Gouda Onion Hand Pies
Few things skyrocket the flavor of a meal quite like caramelized onions. These tender, candy-sweet (yet savory!) morsels have the ability to turn something as rustically humble as a hand pie into something deliciously gourmet. Moreover, the buttery, salty, and slightly sweet caramel undertones present in Reny Picot Gouda work to further bolster the immensely satisfying flavor profile concealed inside the buttery, flaky crust of these hand pies.
2 tablespoons unsalted butter
2 medium onions, thinly sliced
Salt and pepper to taste
1/4 cup water
1 pound batch of pie dough (recipe of your choosing or store-bought)
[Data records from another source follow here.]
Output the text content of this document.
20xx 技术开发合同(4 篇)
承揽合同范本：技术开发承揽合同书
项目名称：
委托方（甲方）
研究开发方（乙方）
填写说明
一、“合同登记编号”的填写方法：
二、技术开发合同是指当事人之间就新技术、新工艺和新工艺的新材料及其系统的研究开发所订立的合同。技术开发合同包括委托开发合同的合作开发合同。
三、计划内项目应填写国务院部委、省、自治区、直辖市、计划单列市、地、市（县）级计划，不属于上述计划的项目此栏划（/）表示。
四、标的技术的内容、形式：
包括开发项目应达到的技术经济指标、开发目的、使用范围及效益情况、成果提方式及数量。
1/2 cup Reny Picot Gouda, shredded
1 egg, slightly beaten
- In a large skillet, melt the butter over medium-low heat. Add the onions and cook, stirring, until very soft, 7 to 10 minutes. Season with salt and pepper to taste.
- Increase heat to medium, add the water, and cook until the water is evaporated and the onions are lightly caramelized. Remove from heat.
- Preheat oven to 375ºF. Line a baking sheet with parchment paper and set aside.
- Roll out the pie dough on a lightly floured surface. Cut out 4 1/2-inch circles and top each with 1 tablespoon of onion and 1 tablespoon of Reny Picot Gouda. Brush the edges with egg, fold them over, seal with a fork, and transfer to the baking sheet. Poke a few holes in the tops and brush the tops with egg.
- Bake until lightly browned, 25-30 minutes.